Opposition searches for new opportunities
By Messenger Staff
Wednesday, October 6After a long pause the Opposition has begun to act, outlining its future plans and identifying how to oppose to the ruling administration, which in turn believes it will retain power for a long time.
There are certain dates which are worth mentioning – the first is November 25, when the public assembly has decided to convene a large public representative meeting. Former parliamentary chair, Nino Burjanadze and her party is leading this activity. The second is October 4, when 8 opposition parties initiated a new draft for the elections code and suggested to the ruling party adopting the proposal. These are two different actions put forward by the opposition. Presumably, first to neutralise the more radical bodies, the ruling administration should agree to negotiate the elections code with the initiators of the new elections code project. This is the only way to really ensure free elections.
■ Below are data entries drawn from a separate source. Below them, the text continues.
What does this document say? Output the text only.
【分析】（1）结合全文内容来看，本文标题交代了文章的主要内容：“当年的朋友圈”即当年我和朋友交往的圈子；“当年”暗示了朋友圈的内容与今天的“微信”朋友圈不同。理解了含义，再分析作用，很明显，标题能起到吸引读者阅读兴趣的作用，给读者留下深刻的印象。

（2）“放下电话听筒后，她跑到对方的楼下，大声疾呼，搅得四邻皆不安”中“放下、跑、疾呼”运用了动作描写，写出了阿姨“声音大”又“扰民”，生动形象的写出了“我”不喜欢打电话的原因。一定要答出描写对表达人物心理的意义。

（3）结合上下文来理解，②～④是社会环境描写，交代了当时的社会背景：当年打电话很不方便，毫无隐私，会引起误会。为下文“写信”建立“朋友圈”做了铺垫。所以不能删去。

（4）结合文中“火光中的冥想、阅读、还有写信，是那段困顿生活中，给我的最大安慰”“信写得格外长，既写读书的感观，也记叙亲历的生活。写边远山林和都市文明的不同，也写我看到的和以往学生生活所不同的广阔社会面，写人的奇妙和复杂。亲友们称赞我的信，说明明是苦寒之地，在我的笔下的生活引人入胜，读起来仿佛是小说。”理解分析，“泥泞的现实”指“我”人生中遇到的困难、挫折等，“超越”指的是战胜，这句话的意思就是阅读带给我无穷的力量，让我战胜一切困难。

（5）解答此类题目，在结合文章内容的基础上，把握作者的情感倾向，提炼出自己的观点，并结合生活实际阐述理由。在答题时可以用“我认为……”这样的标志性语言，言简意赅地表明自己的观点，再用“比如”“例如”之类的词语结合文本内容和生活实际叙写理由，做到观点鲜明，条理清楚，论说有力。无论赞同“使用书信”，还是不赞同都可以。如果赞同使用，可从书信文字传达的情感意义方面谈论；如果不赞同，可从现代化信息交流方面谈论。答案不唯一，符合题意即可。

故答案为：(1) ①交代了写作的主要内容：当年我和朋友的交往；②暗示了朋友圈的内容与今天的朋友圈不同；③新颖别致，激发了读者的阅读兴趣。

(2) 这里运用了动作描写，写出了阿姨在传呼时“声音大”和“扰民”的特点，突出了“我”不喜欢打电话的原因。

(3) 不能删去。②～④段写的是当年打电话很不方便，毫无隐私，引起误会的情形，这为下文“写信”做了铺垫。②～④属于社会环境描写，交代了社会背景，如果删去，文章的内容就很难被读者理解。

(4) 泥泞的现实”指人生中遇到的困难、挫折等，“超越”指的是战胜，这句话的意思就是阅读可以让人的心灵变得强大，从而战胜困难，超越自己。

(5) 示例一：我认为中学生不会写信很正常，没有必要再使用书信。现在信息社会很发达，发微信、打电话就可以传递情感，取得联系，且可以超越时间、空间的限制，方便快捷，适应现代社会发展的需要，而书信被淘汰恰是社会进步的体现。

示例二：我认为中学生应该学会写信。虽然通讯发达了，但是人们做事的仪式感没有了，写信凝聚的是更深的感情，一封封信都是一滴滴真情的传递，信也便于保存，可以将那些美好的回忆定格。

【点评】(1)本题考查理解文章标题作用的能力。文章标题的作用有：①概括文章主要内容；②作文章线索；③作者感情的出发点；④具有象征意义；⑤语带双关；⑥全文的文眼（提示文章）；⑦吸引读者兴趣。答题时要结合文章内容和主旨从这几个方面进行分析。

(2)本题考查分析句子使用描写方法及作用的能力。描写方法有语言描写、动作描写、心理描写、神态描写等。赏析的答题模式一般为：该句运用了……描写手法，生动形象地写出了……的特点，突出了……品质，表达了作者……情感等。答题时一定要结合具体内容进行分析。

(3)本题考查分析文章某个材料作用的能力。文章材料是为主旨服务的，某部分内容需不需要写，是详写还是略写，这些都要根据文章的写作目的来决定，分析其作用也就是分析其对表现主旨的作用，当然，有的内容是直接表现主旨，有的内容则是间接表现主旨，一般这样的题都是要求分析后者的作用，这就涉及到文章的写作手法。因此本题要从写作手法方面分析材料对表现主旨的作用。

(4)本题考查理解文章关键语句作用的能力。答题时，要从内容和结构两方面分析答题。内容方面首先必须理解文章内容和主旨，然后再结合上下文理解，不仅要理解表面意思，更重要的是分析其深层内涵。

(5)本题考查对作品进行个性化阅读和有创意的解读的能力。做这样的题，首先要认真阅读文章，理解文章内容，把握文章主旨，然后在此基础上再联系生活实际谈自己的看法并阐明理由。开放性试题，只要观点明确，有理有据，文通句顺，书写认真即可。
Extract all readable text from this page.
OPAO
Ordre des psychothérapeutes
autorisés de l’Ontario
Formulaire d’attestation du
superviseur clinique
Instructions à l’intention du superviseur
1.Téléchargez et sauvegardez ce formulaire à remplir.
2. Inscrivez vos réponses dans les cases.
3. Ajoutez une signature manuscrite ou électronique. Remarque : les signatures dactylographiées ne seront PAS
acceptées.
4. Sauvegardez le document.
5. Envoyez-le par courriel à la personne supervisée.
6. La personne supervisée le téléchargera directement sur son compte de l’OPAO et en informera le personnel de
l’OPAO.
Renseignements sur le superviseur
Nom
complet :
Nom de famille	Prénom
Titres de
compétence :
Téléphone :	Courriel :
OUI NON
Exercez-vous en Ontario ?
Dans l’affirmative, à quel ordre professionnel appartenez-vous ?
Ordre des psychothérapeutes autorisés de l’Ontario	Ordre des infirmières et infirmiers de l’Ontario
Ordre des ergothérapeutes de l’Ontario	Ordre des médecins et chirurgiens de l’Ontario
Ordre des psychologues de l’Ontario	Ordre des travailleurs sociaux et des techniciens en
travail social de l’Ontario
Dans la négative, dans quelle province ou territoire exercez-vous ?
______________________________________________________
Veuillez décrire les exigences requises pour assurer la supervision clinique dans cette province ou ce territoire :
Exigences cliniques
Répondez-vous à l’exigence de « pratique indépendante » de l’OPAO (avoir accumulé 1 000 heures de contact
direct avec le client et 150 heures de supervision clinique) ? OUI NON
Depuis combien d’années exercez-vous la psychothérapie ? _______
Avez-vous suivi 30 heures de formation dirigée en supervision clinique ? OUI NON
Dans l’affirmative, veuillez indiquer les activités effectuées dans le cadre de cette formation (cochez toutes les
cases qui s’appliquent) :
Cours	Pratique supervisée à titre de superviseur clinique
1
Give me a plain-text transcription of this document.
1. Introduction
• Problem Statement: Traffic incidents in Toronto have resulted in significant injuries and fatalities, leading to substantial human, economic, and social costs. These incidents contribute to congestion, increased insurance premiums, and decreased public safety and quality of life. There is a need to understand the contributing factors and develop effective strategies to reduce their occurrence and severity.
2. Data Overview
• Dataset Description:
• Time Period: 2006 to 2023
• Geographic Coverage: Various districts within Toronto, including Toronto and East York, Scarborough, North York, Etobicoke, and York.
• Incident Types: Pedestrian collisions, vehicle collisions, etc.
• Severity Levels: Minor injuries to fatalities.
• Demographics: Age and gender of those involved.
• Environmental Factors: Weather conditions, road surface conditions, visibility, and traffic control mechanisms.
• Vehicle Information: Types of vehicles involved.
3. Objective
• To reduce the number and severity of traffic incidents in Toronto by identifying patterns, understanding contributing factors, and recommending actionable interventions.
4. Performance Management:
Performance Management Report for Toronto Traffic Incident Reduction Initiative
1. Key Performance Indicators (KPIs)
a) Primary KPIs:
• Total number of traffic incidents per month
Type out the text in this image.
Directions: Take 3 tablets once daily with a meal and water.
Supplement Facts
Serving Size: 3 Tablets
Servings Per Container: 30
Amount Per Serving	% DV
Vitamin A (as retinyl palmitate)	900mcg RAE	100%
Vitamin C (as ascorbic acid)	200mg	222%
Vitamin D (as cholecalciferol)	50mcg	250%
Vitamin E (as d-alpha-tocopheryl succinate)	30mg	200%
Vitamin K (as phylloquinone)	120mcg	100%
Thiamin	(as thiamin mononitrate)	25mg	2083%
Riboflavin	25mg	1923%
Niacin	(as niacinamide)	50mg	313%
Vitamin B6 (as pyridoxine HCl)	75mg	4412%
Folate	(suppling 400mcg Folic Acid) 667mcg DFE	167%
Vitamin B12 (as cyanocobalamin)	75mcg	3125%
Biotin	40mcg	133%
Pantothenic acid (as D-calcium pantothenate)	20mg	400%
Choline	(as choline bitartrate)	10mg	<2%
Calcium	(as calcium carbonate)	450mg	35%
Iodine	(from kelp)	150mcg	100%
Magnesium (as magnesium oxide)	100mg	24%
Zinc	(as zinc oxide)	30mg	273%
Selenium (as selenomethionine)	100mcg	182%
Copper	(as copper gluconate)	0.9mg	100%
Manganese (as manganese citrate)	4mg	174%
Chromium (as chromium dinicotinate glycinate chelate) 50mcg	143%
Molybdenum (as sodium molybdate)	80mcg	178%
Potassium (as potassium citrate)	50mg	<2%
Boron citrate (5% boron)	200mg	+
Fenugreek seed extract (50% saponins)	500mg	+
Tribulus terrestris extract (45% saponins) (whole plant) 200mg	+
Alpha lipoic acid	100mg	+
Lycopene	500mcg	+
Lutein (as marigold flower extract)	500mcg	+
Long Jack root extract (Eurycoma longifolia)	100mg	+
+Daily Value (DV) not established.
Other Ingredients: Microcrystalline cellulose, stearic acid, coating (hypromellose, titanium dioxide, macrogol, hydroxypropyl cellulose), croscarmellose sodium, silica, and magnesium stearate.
The Opposition is not homogeneous and it is unlikely to unite in the near future. The reason being is that different forces within the group are represented by political leaders of a similar caliber, none of whom wants to admit another’s leadership. Nobody wants to relinquish their first position, and understandably the ruling administration takes advantage of the situation. The Opposition has two options – one is a rather aggressive move i.e. forcing the ruling power to resign, while the second is simply to participate in the elections and win. Opposition supporters of the first option say that to conduct fair elections under the governance of present political power is an illusion; there will be no fair, free and transparent elections. Other Opposition members claim it is possible to achieve free, fair and transparent elections.
The public representation meeting scheduled for November 25 is linked to the name of Nino Burjanadze; many opposition leaders do not accept Burjanadze’s leadership and therefore think this way rather risky. The idea envisages inviting representatives from every region to Tbilisi and demanding snap parliamentary and presidential elections, which in its essence means that the current authorities should resign. It is well-known this kind of demand lasted almost for four month in 2009 and resulted in no changes. So the situation could become rather vague, it could lead to the possibility of organising an alternative system of governance, run by a union of representatives. But this would be an anti-constitutional act and of course would not be tolerated by the ruling administration. The second option of using a new elections code is endorsed by Georgia’s foreign friends because it would be in compliance with the democratic development of the country. The proposed new elections code suggests introducing biometric votes and identification cards/ passports as well as a different composition of parliament, with MPs being elected through proportional and regional lists. In short if the ruling power has a choice it should choose the second option which will definitely preserve stability in the country and retain support from outside.